Elimination des approvisionnements parallèles en médicaments. Au fil des années, des donateurs ont utilisé différents mécanismes d’achat pour les ARV. Ils sont désormais intégrés dans un système sous l’égide de KEMSA. Cela a permis d’éviter les duplications et les pertes.

Mise en œuvre des systèmes d'information de gestion de la logistique et du système des flux tendus. Le système SIGL est un système d’enregistrement et de collecte de données visant à aggréger, analyser, valider, et montrer les données provenant de chaque niveau du système logistique. Ces données sont utilisées pour prendre des décisions et gérer la chaîne d’approvisionnement.

KEMSA a développé un système de réseau qui comprend un portail de self-service pour les consommateurs installé dans tous les centres de santé du comté. Grâce à ce portail, les structures sanitaires peuvent soumettre les données relatives à la consommation ainsi que les commandes de médicaments. Le portail a mis fin aux longs processus manuels qui pouvaient prendre des semaines voire des mois. De plus, il a réduit la somme de documents papier soumis par les structures et a augmenté la qualité des données. Cela a également permis d’améliorer la quantification et la planification des besoins au niveau national.

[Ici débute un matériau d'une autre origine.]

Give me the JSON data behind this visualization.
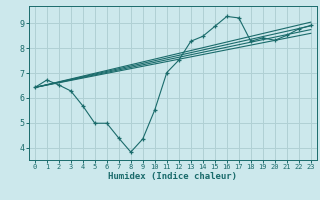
{
  "xlabel": "Humidex (Indice chaleur)",
  "bg_color": "#cce8ec",
  "grid_color": "#b0d0d4",
  "line_color": "#1a6b6b",
  "xlim": [
    -0.5,
    23.5
  ],
  "ylim": [
    3.5,
    9.7
  ],
  "xticks": [
    0,
    1,
    2,
    3,
    4,
    5,
    6,
    7,
    8,
    9,
    10,
    11,
    12,
    13,
    14,
    15,
    16,
    17,
    18,
    19,
    20,
    21,
    22,
    23
  ],
  "yticks": [
    4,
    5,
    6,
    7,
    8,
    9
  ],
  "zigzag_x": [
    0,
    1,
    2,
    3,
    4,
    5,
    6,
    7,
    8,
    9,
    10,
    11,
    12,
    13,
    14,
    15,
    16,
    17,
    18,
    19,
    20,
    21,
    22,
    23
  ],
  "zigzag_y": [
    6.42,
    6.72,
    6.52,
    6.28,
    5.68,
    4.98,
    4.98,
    4.38,
    3.82,
    4.35,
    5.52,
    7.02,
    7.52,
    8.28,
    8.48,
    8.88,
    9.28,
    9.22,
    8.28,
    8.42,
    8.32,
    8.52,
    8.78,
    8.92
  ],
  "lines": [
    {
      "x": [
        0,
        23
      ],
      "y": [
        6.42,
        9.05
      ]
    },
    {
      "x": [
        0,
        23
      ],
      "y": [
        6.42,
        8.9
      ]
    },
    {
      "x": [
        0,
        23
      ],
      "y": [
        6.42,
        8.75
      ]
    },
    {
      "x": [
        0,
        23
      ],
      "y": [
        6.42,
        8.6
      ]
    }
  ]
}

Bien qu’un système SIGL ait été mis en place il y a de nombreuses années, toutes les structures ne l’ont pas adopté. Des efforts ont été fournis pour permettre son adoption au niveau de toutes les structures. John Kabuchi affirme que KEMSA a donné accès au SIGL aux 47 comtés et a également mis en œuvre des initiatives de renforcement des capacités dans plus de 3000 centres de santé, soit la moitié des centres servis par KEMSA.

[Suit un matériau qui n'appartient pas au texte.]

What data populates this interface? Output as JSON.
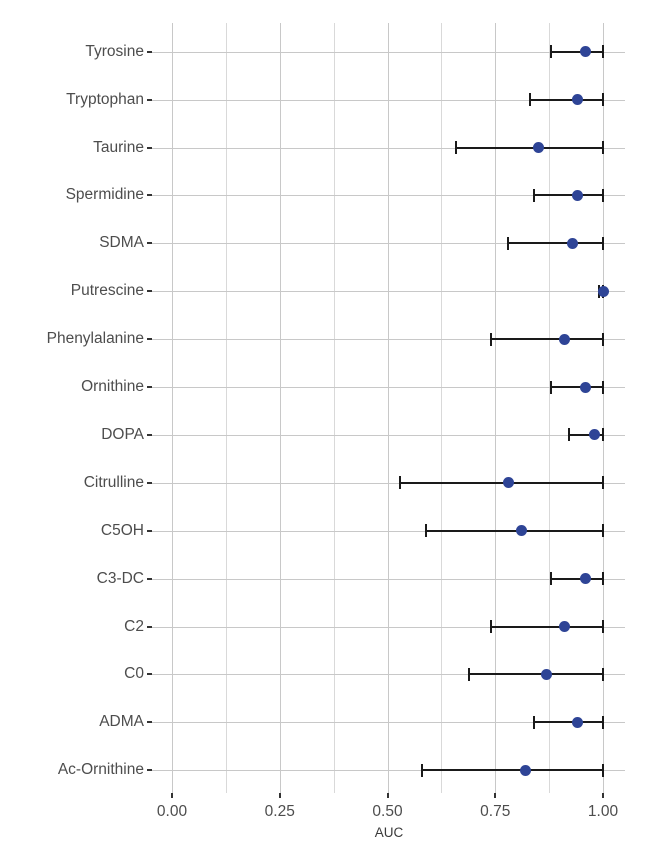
{
  "chart_data": {
    "type": "scatter",
    "subtype": "dot-with-error-bars",
    "orientation": "horizontal",
    "title": "",
    "xlabel": "AUC",
    "ylabel": "",
    "xlim": [
      -0.05,
      1.05
    ],
    "x_ticks": [
      0,
      0.25,
      0.5,
      0.75,
      1.0
    ],
    "x_tick_labels": [
      "0.00",
      "0.25",
      "0.50",
      "0.75",
      "1.00"
    ],
    "x_minor_gridlines": [
      0.125,
      0.375,
      0.625,
      0.875
    ],
    "grid": true,
    "legend": false,
    "categories": [
      "Tyrosine",
      "Tryptophan",
      "Taurine",
      "Spermidine",
      "SDMA",
      "Putrescine",
      "Phenylalanine",
      "Ornithine",
      "DOPA",
      "Citrulline",
      "C5OH",
      "C3-DC",
      "C2",
      "C0",
      "ADMA",
      "Ac-Ornithine"
    ],
    "series": [
      {
        "name": "AUC",
        "values": [
          0.96,
          0.94,
          0.85,
          0.94,
          0.93,
          1.0,
          0.91,
          0.96,
          0.98,
          0.78,
          0.81,
          0.96,
          0.91,
          0.87,
          0.94,
          0.82
        ],
        "ci_low": [
          0.88,
          0.83,
          0.66,
          0.84,
          0.78,
          0.99,
          0.74,
          0.88,
          0.92,
          0.53,
          0.59,
          0.88,
          0.74,
          0.69,
          0.84,
          0.58
        ],
        "ci_high": [
          1.0,
          1.0,
          1.0,
          1.0,
          1.0,
          1.0,
          1.0,
          1.0,
          1.0,
          1.0,
          1.0,
          1.0,
          1.0,
          1.0,
          1.0,
          1.0
        ]
      }
    ]
  },
  "colors": {
    "point": "#2e4496",
    "errorbar": "#1a1a1a",
    "grid_major": "#c8c8c8",
    "grid_minor": "#d9d9d9",
    "axis_text": "#4d4d4d",
    "axis_title": "#3a3a3a",
    "background": "#ffffff"
  }
}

Une utilisation plus répandue du SIGL a permis de mettre en œuvre le système des flux tendus. Les structures de santé ont pu soumettre leurs données de consommation et commander des médicaments dans les quantités souhaitées. Le système « Pull » remplace le système « Push » dans lequel KEMSA founrissait des quantités et des variétés de médicaments prédéterminées aux structures de santé tous les trimestres. Le sytème Push entraînait des pertes automatiques car des produits étaient envoyés dans des structures qui n’en avaient pas vraiment besoin.

Réunions mensuelles de sécurité des produits. Ces réunions à différents niveaux ont été mises en place pour suivre et analyser le statut des réserves au niveau national. Elles comprennent des réunions d’équipe d’analyse de la demande, des réunions de sécurité des produits, des réunions des comités de coordination inter-agences des programmes (ICC) et des réunions ICC conjointes. Selon John Kabuchi, l’équipe d’analyse de la demande se réunit une fois par mois pour vérifier quels médicaments ont été distribués, lesquels ont été utilisés, et quels sont les besoins pour le futur. A travers ces réunions, les ruptures de stock potentielles peuvent être identifiées et corrigées de manière précoce.

Les défis

En dépit de ces mesures, des défis demeurent. Selon Samuel Muia, évaluer les besoins et quantifier les produits au niveau des structures est difficile. La collecte des données est mauvaise et les cas de maladies et de consommation des médicaments ne sont pas tous signalés ce qui conduit à sous-estimer la charge de morbidité d’une maladie. Cela complique la nécessité de faire des prévisions exactes. « Les comtés devraient garantir un système de collecte de données exhaustif car cela a un impact direct sur la quantification des produits », affirme Samuel Muia qui propose des formations pour renforcer les capacités du personnel dans ces zones.

Des faiblesses demeurent au niveau des comtés. Par exemple, lorsqu’une structure d’un comté a trop de stock d’un certain médicament et qu’une autre structure n’en a pas assez, il n’existe pas de système pour redistribuer les médicaments d’une structure à l’autre.